Alternatif Rotaların Önemi
Bakan Uraloğlu, günümüz dünyasında alternatif rotaların oluşturulmasının ve ulaşım modlarının çeşitlendirilmesinin kaçınılmaz bir öncelik haline geldiğini belirtti. “Günümüz dünyasında, alternatif rotalar oluşturmak, ulaşım modlarını çeşitlendirmek ve ulaştırma ağlarını daha dayanıklı hale getirmek kaçınılmaz bir öncelik haline gelmiştir.” ifadelerini kullandı.
Son yıllarda yaşanan küresel gelişmelerin ulaştırma sistemlerinin kırılganlığını ortaya koyduğunu belirten Uraloğlu, COVID-19 pandemisi ve diğer krizlerin ulaşım ağlarının hassas dengeler üzerine kurulu olduğunu gösterdiğini ifade etti. Bu durum, ulaşım koridorlarının sadece ekonomik bir zorunluluk değil, aynı zamanda stratejik bir gereklilik olduğunu hatırlatmaktadır.
Kara Taşımacılığının Artırılması Gerekliliği
Dünya ticaretinin artışı ile birlikte deniz yolu taşımacılığının da arttığını belirten Uraloğlu, kara üzerinden yapılan taşımaların artırılmasının her daim bir ihtiyaç olduğunu vurguladı. “Kara üzerinden yapılan taşımaların arttırılması her daim bir ihtiyaçtır.” dedi.
Uraloğlu, mevcut hatlardaki kapasitenin artırılması ve yeni güzergahların devreye alınması durumunda dahi tüm alternatiflere yetecek talebin geleceğini öngördüğünü belirtti. “Bu noktadan sonra odaklanmamız gereken husus ise koridorların performansını artırmak olmalıdır.” şeklinde konuştu.
Güçlü Bölgesel İş Birlikleri Gereklidir
Ulaştırma sistemlerinin tam kapasiteyle çalışmasını engelleyen altyapı farklılıkları ve düzenleyici engellerin aşılması için güçlü bölgesel iş birlikleri gerektiğini ifade eden Uraloğlu, “Bu engelleri aşmak için güçlü bölgesel iş birlikleri, ortak standartlar ve modernizasyon projeleri gerekmektedir.” dedi.
ITC 2030 Stratejisi’nin ulaştırma bağlantılarının geliştirilmesi için somut bir yol haritası sunduğunu belirten Uraloğlu, demiryolu taşımacılığının güçlendirilmesi ve ulaştırma altyapılarının modernizasyonunun bu stratejinin temel hedefleri arasında olduğunu vurguladı.

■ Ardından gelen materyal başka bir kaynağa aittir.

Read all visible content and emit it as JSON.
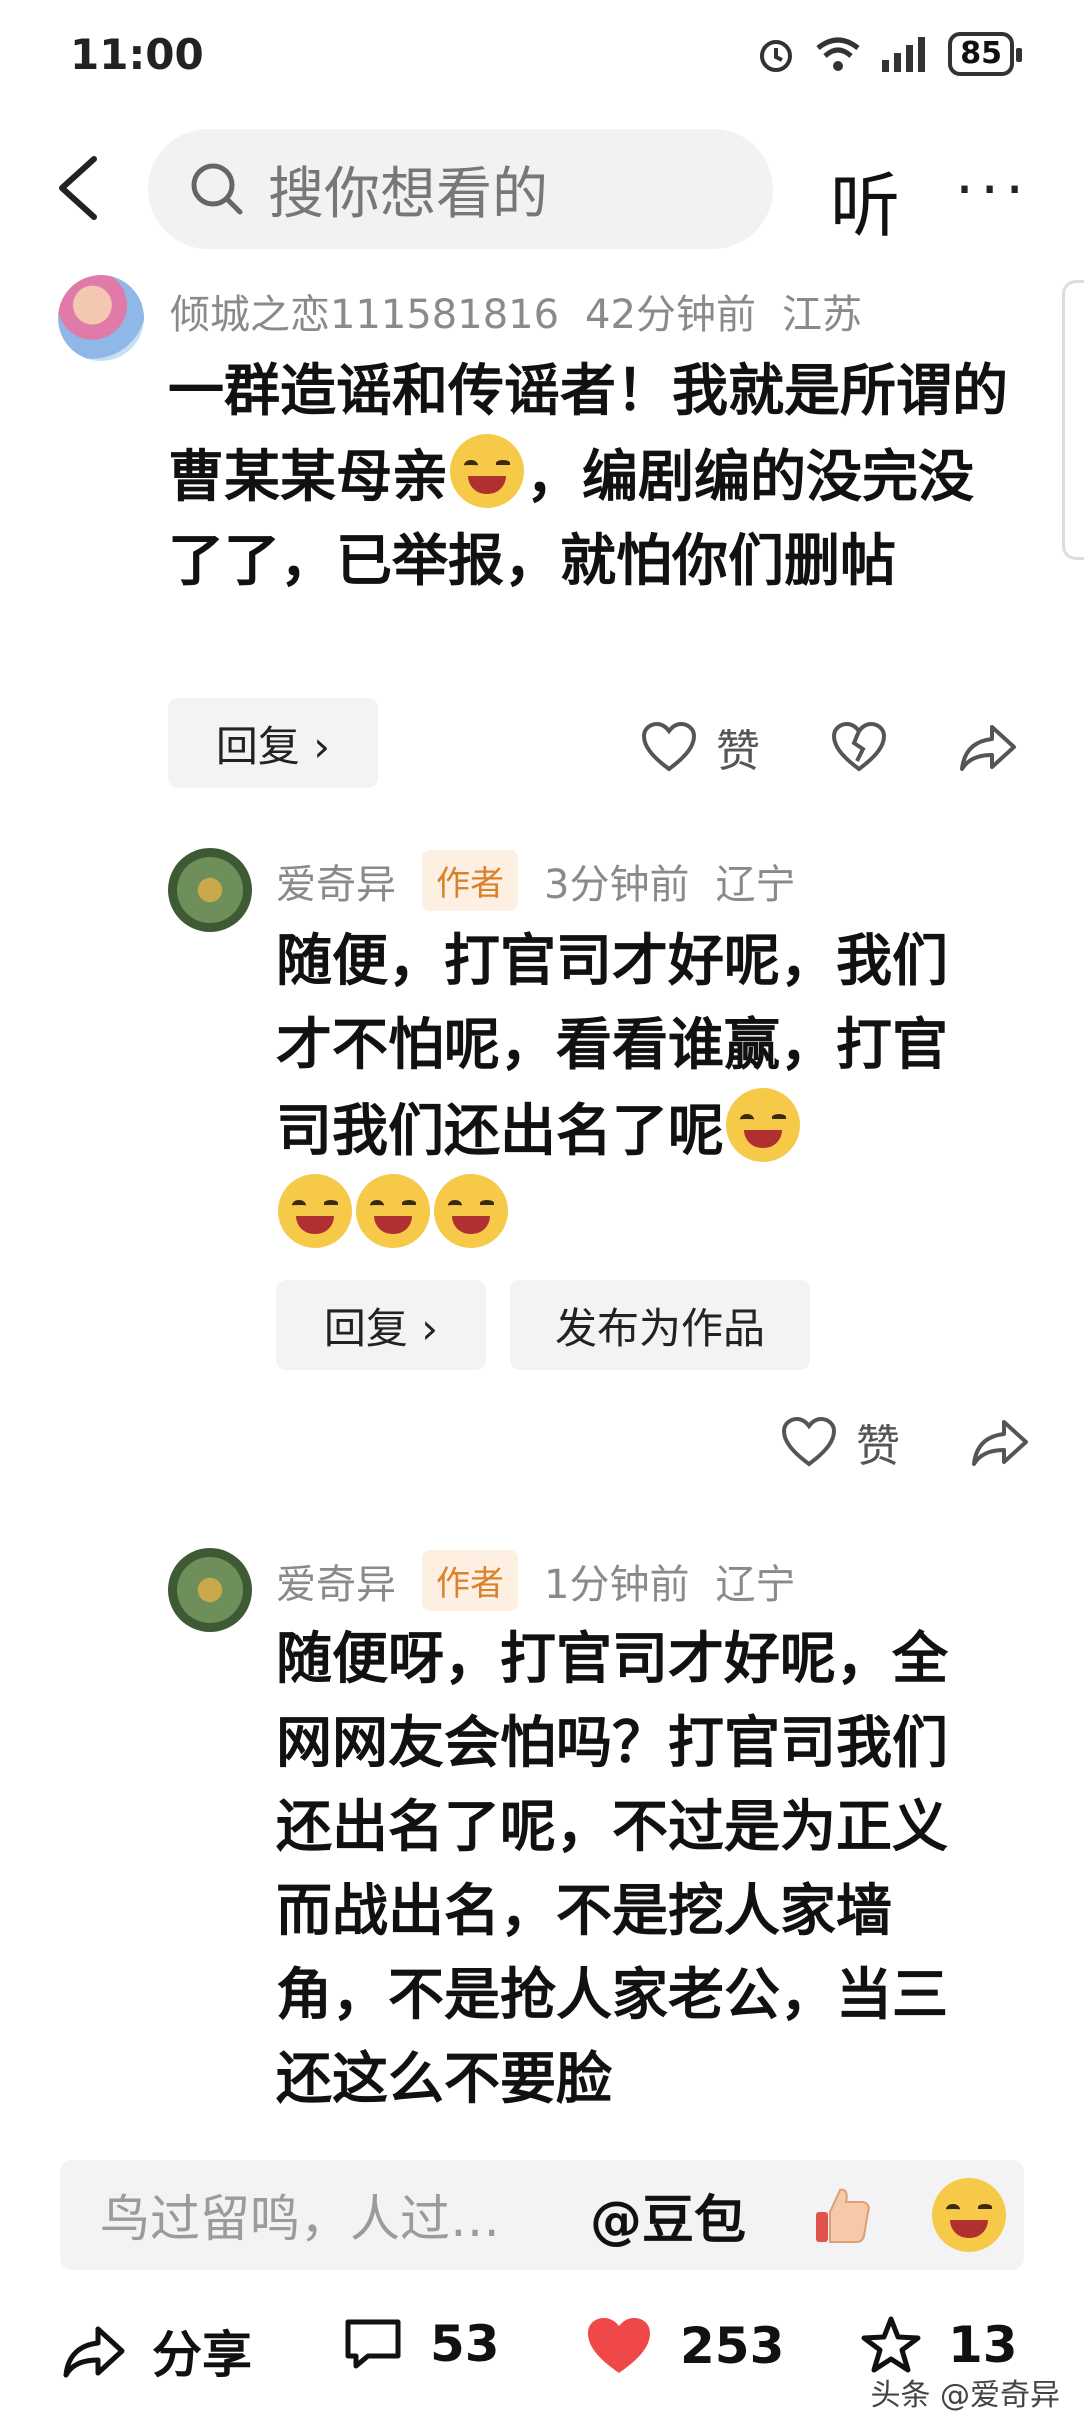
{
  "status": {
    "time": "11:00",
    "battery": "85"
  },
  "search": {
    "placeholder": "搜你想看的",
    "listen": "听",
    "more": "···"
  },
  "comments": [
    {
      "user": "倾城之恋111581816",
      "time": "42分钟前",
      "location": "江苏",
      "text_parts": [
        "一群造谣和传谣者！我就是所谓的曹某某母亲",
        "，编剧编的没完没了了，已举报，就怕你们删帖"
      ],
      "reply_label": "回复 ›",
      "like_label": "赞"
    },
    {
      "user": "爱奇异",
      "badge": "作者",
      "time": "3分钟前",
      "location": "辽宁",
      "text": "随便，打官司才好呢，我们才不怕呢，看看谁赢，打官司我们还出名了呢",
      "reply_label": "回复 ›",
      "publish_label": "发布为作品",
      "like_label": "赞"
    },
    {
      "user": "爱奇异",
      "badge": "作者",
      "time": "1分钟前",
      "location": "辽宁",
      "text": "随便呀，打官司才好呢，全网网友会怕吗？打官司我们还出名了呢，不过是为正义而战出名，不是挖人家墙角，不是抢人家老公，当三还这么不要脸"
    }
  ],
  "input": {
    "placeholder": "鸟过留鸣，人过…",
    "doubao": "@豆包"
  },
  "bottom": {
    "share": "分享",
    "comments": "53",
    "likes": "253",
    "favorites": "13"
  },
  "watermark": "头条 @爱奇异",
  "colors": {
    "like_red": "#f04848",
    "badge_bg": "#fdf0e2",
    "badge_text": "#d9822b"
  }
}
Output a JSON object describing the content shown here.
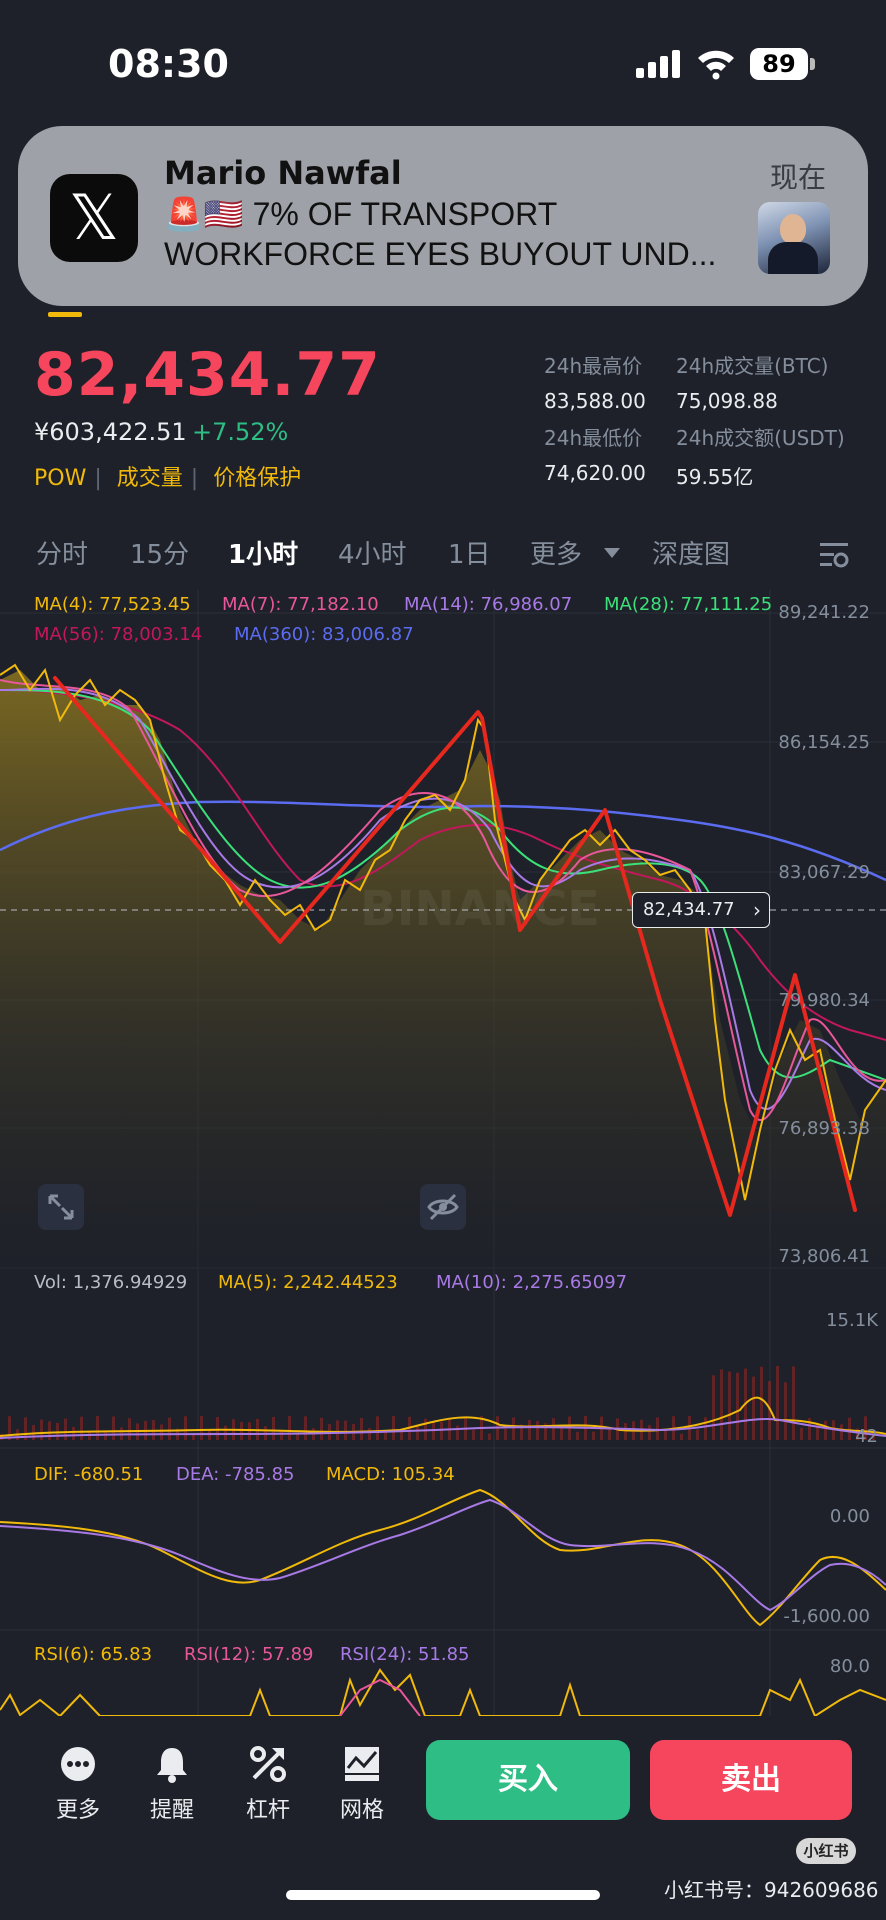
{
  "status_bar": {
    "time": "08:30",
    "battery": "89"
  },
  "notification": {
    "app_icon": "𝕏",
    "title": "Mario Nawfal",
    "body_line1": "🚨🇺🇸 7% OF TRANSPORT",
    "body_line2": "WORKFORCE EYES BUYOUT UND...",
    "time": "现在"
  },
  "ticker": {
    "price": "82,434.77",
    "price_cny": "¥603,422.51",
    "change": "+7.52%",
    "tags": [
      "POW",
      "成交量",
      "价格保护"
    ],
    "stats": [
      {
        "label": "24h最高价",
        "value": "83,588.00"
      },
      {
        "label": "24h成交量(BTC)",
        "value": "75,098.88"
      },
      {
        "label": "24h最低价",
        "value": "74,620.00"
      },
      {
        "label": "24h成交额(USDT)",
        "value": "59.55亿"
      }
    ]
  },
  "timeframes": [
    "分时",
    "15分",
    "1小时",
    "4小时",
    "1日",
    "更多",
    "深度图"
  ],
  "active_timeframe": "1小时",
  "main_chart": {
    "ma_legends": [
      {
        "label": "MA(4): 77,523.45",
        "color": "#f0b90b"
      },
      {
        "label": "MA(7): 77,182.10",
        "color": "#e9579b"
      },
      {
        "label": "MA(14): 76,986.07",
        "color": "#a87ae6"
      },
      {
        "label": "MA(28): 77,111.25",
        "color": "#3ce07a"
      },
      {
        "label": "MA(56): 78,003.14",
        "color": "#c2185b"
      },
      {
        "label": "MA(360): 83,006.87",
        "color": "#5b6cf0"
      }
    ],
    "y_axis": [
      "89,241.22",
      "86,154.25",
      "83,067.29",
      "79,980.34",
      "76,893.38",
      "73,806.41"
    ],
    "last_price_tag": "82,434.77",
    "watermark": "BINANCE"
  },
  "volume_panel": {
    "labels": [
      {
        "label": "Vol: 1,376.94929",
        "color": "#b7bdc6"
      },
      {
        "label": "MA(5): 2,242.44523",
        "color": "#f0b90b"
      },
      {
        "label": "MA(10): 2,275.65097",
        "color": "#a87ae6"
      }
    ],
    "y_axis": [
      "15.1K",
      "42"
    ]
  },
  "macd_panel": {
    "labels": [
      {
        "label": "DIF: -680.51",
        "color": "#f0b90b"
      },
      {
        "label": "DEA: -785.85",
        "color": "#a87ae6"
      },
      {
        "label": "MACD: 105.34",
        "color": "#f0b90b"
      }
    ],
    "y_axis": [
      "0.00",
      "-1,600.00"
    ]
  },
  "rsi_panel": {
    "labels": [
      {
        "label": "RSI(6): 65.83",
        "color": "#f0b90b"
      },
      {
        "label": "RSI(12): 57.89",
        "color": "#e9579b"
      },
      {
        "label": "RSI(24): 51.85",
        "color": "#a87ae6"
      }
    ],
    "y_axis": [
      "80.0"
    ]
  },
  "bottom_nav": {
    "items": [
      {
        "label": "更多",
        "icon": "more-icon"
      },
      {
        "label": "提醒",
        "icon": "bell-icon"
      },
      {
        "label": "杠杆",
        "icon": "leverage-icon"
      },
      {
        "label": "网格",
        "icon": "grid-icon"
      }
    ],
    "buy": "买入",
    "sell": "卖出"
  },
  "watermark": {
    "badge": "小红书",
    "id": "小红书号：942609686"
  },
  "colors": {
    "up": "#2ebd85",
    "down": "#f6465d",
    "accent": "#f0b90b",
    "bg": "#1e2129"
  }
}
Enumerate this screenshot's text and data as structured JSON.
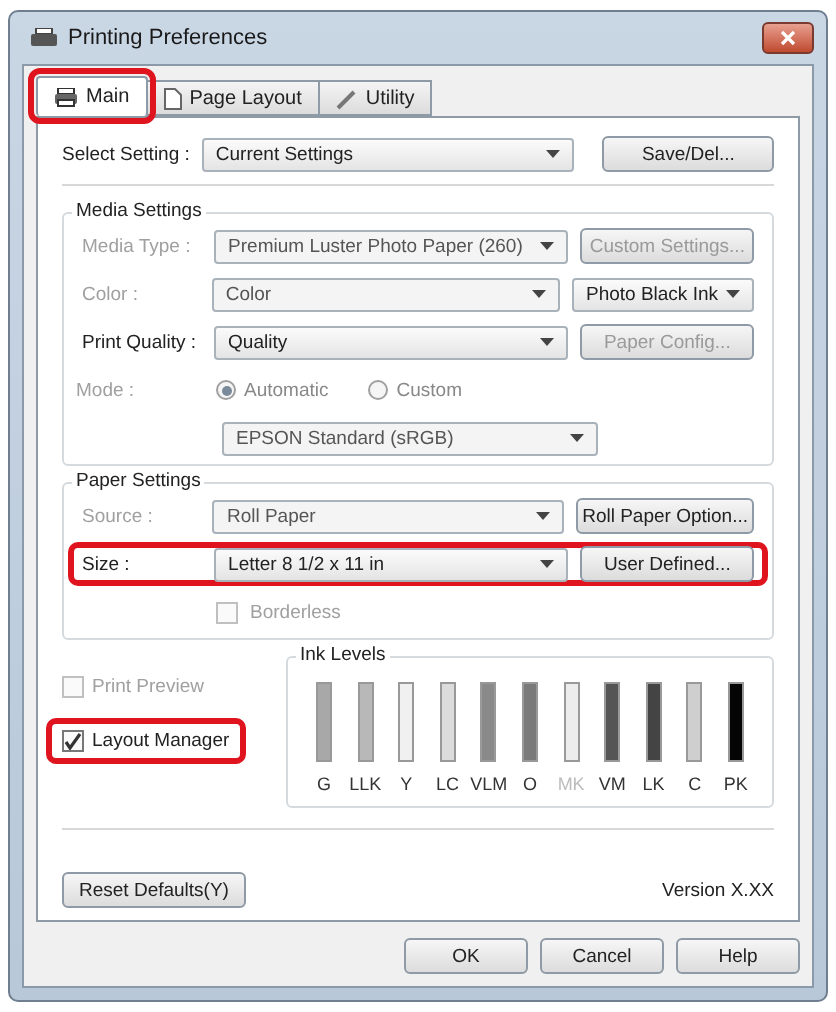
{
  "window": {
    "title": "Printing Preferences"
  },
  "tabs": [
    {
      "label": "Main",
      "selected": true,
      "highlighted": true
    },
    {
      "label": "Page Layout",
      "selected": false,
      "highlighted": false
    },
    {
      "label": "Utility",
      "selected": false,
      "highlighted": false
    }
  ],
  "select_setting": {
    "label": "Select Setting :",
    "value": "Current Settings",
    "button": "Save/Del..."
  },
  "media_settings": {
    "title": "Media Settings",
    "rows": [
      {
        "kind": "dropdown",
        "label": "Media Type :",
        "value": "Premium Luster Photo Paper (260)",
        "disabled": true,
        "button": {
          "kind": "button",
          "label": "Custom Settings...",
          "disabled": true
        }
      },
      {
        "kind": "dropdown",
        "label": "Color :",
        "value": "Color",
        "disabled": true,
        "button": {
          "kind": "dropdown",
          "label": "Photo Black Ink",
          "disabled": false
        }
      },
      {
        "kind": "dropdown",
        "label": "Print Quality :",
        "value": "Quality",
        "disabled": false,
        "button": {
          "kind": "button",
          "label": "Paper Config...",
          "disabled": true
        }
      },
      {
        "kind": "radio",
        "label": "Mode :",
        "options": [
          {
            "label": "Automatic",
            "selected": true
          },
          {
            "label": "Custom",
            "selected": false
          }
        ]
      },
      {
        "kind": "dropdown",
        "value": "EPSON Standard (sRGB)",
        "disabled": true
      }
    ]
  },
  "paper_settings": {
    "title": "Paper Settings",
    "rows": [
      {
        "kind": "dropdown",
        "label": "Source :",
        "value": "Roll Paper",
        "disabled": true,
        "highlighted": false,
        "button": {
          "kind": "button",
          "label": "Roll Paper Option...",
          "disabled": false
        }
      },
      {
        "kind": "dropdown",
        "label": "Size :",
        "value": "Letter 8 1/2 x 11 in",
        "disabled": false,
        "highlighted": true,
        "button": {
          "kind": "button",
          "label": "User Defined...",
          "disabled": false
        }
      },
      {
        "kind": "checkbox",
        "label": "Borderless",
        "checked": false,
        "disabled": true
      }
    ]
  },
  "options": [
    {
      "label": "Print Preview",
      "checked": false,
      "disabled": true,
      "highlighted": false
    },
    {
      "label": "Layout Manager",
      "checked": true,
      "disabled": false,
      "highlighted": true
    }
  ],
  "ink_levels": {
    "title": "Ink Levels",
    "inks": [
      {
        "name": "G",
        "color": "#a8a8a8",
        "level": 1,
        "dim": false
      },
      {
        "name": "LLK",
        "color": "#b8b8b8",
        "level": 1,
        "dim": false
      },
      {
        "name": "Y",
        "color": "#f0f0f0",
        "level": 1,
        "dim": false
      },
      {
        "name": "LC",
        "color": "#dcdcdc",
        "level": 1,
        "dim": false
      },
      {
        "name": "VLM",
        "color": "#8a8a8a",
        "level": 1,
        "dim": false
      },
      {
        "name": "O",
        "color": "#7a7a7a",
        "level": 1,
        "dim": false
      },
      {
        "name": "MK",
        "color": "#ececec",
        "level": 1,
        "dim": true
      },
      {
        "name": "VM",
        "color": "#555555",
        "level": 1,
        "dim": false
      },
      {
        "name": "LK",
        "color": "#444444",
        "level": 1,
        "dim": false
      },
      {
        "name": "C",
        "color": "#cfcfcf",
        "level": 1,
        "dim": false
      },
      {
        "name": "PK",
        "color": "#050505",
        "level": 1,
        "dim": false
      }
    ]
  },
  "reset_button": "Reset Defaults(Y)",
  "version": "Version X.XX",
  "buttons": [
    "OK",
    "Cancel",
    "Help"
  ]
}
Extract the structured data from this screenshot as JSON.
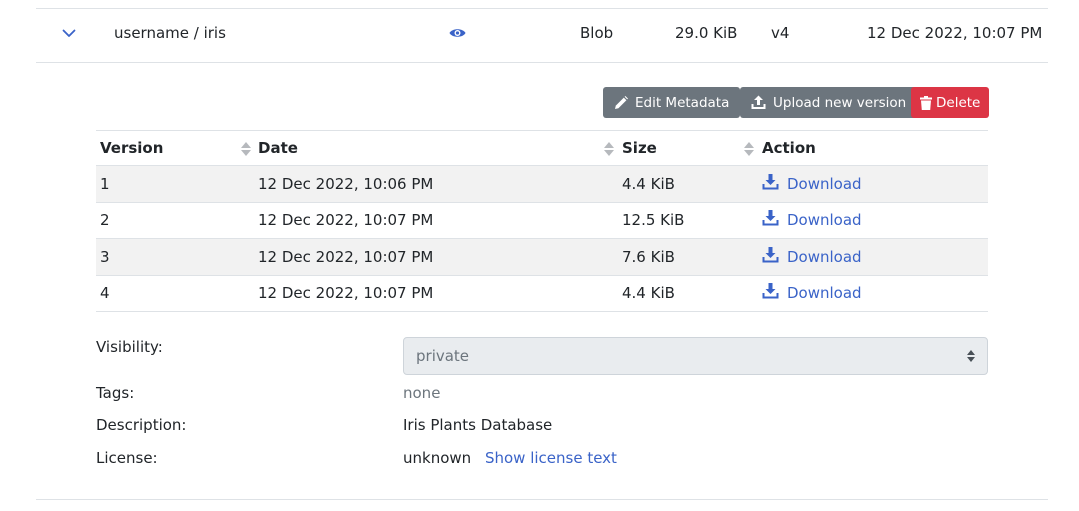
{
  "dataset": {
    "owner": "username",
    "separator": " / ",
    "name": "iris",
    "type": "Blob",
    "size": "29.0 KiB",
    "version": "v4",
    "date": "12 Dec 2022, 10:07 PM"
  },
  "actions": {
    "edit_label": "Edit Metadata",
    "upload_label": "Upload new version",
    "delete_label": "Delete"
  },
  "versions_table": {
    "columns": [
      "Version",
      "Date",
      "Size",
      "Action"
    ],
    "rows": [
      {
        "version": "1",
        "date": "12 Dec 2022, 10:06 PM",
        "size": "4.4 KiB",
        "action": "Download"
      },
      {
        "version": "2",
        "date": "12 Dec 2022, 10:07 PM",
        "size": "12.5 KiB",
        "action": "Download"
      },
      {
        "version": "3",
        "date": "12 Dec 2022, 10:07 PM",
        "size": "7.6 KiB",
        "action": "Download"
      },
      {
        "version": "4",
        "date": "12 Dec 2022, 10:07 PM",
        "size": "4.4 KiB",
        "action": "Download"
      }
    ]
  },
  "details": {
    "visibility_label": "Visibility:",
    "visibility_value": "private",
    "tags_label": "Tags:",
    "tags_value": "none",
    "description_label": "Description:",
    "description_value": "Iris Plants Database",
    "license_label": "License:",
    "license_value": "unknown",
    "license_link": "Show license text"
  },
  "colors": {
    "accent": "#3a63c8",
    "button_gray": "#6c757d",
    "button_danger": "#dc3545",
    "stripe": "#f2f2f2"
  },
  "icons": {
    "expand": "chevron-down-icon",
    "visibility": "eye-icon",
    "edit": "pencil-icon",
    "upload": "upload-icon",
    "delete": "trash-icon",
    "download": "download-icon",
    "sort": "sort-icon"
  }
}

Dijitalleşme ve Süreç Otomasyonu
Bakan Uraloğlu, dijitalleşmenin ve süreç otomasyonunun taşımacılığı daha hızlı ve güvenli hale getirdiğini belirtti. “E-TIR ve e-CMR gibi dijital sistemler, kağıda bağımlılığı ortadan kaldırarak taşıyıcılar, sınır otoriteleri ve müşteriler için süreçleri hızlandırmıştır.” dedi.
Bu sistemlerin bölgedeki tüm ülkeler tarafından benimsenmesi için ortak standartların oluşturulması gerektiğini ifade eden Uraloğlu, “Sınır geçişlerinde gümrük işlemlerinin uzun sürmesi, altyapı farklılıkları ve taşımacılıktaki dijitalleşme seviyelerinin ülkeden ülkeye değişmesi, kesintisiz taşımacılığı zorlaştıran başlıca etkenlerdir.” şeklinde konuştu.
Kalkınma Yolu Projesi’nin Önemi
Bakan Uraloğlu, Kalkınma Yolu Projesi’nin Türkiye’nin güneydoğusundaki ekonomik hareketliliği artıracağına ve yeni yatırım olanakları oluşturacağına inandığını belirtti. “Bölgesel bağlantısallık, daha az gelişmiş bölgelerin ekonomik aktivitelere entegre edilmesini sağlayarak onları kalkınmanın bir parçası haline getirebilir.” dedi.
Ulaştırma koridorlarının hem bölgesel kalkınma hem de komşu ülkelerle bağlantısallığı artırma açısından büyük bir fırsat sunduğunu belirten Uraloğlu, “İyi planlanmış ulaştırma koridorları, yalnızca yük taşımacılığına değil, doğrudan yatırım ve üretim süreçlerine de ivme kazandırarak bölgesel kalkınmayı hızlandırabilir.” ifadelerini kullandı.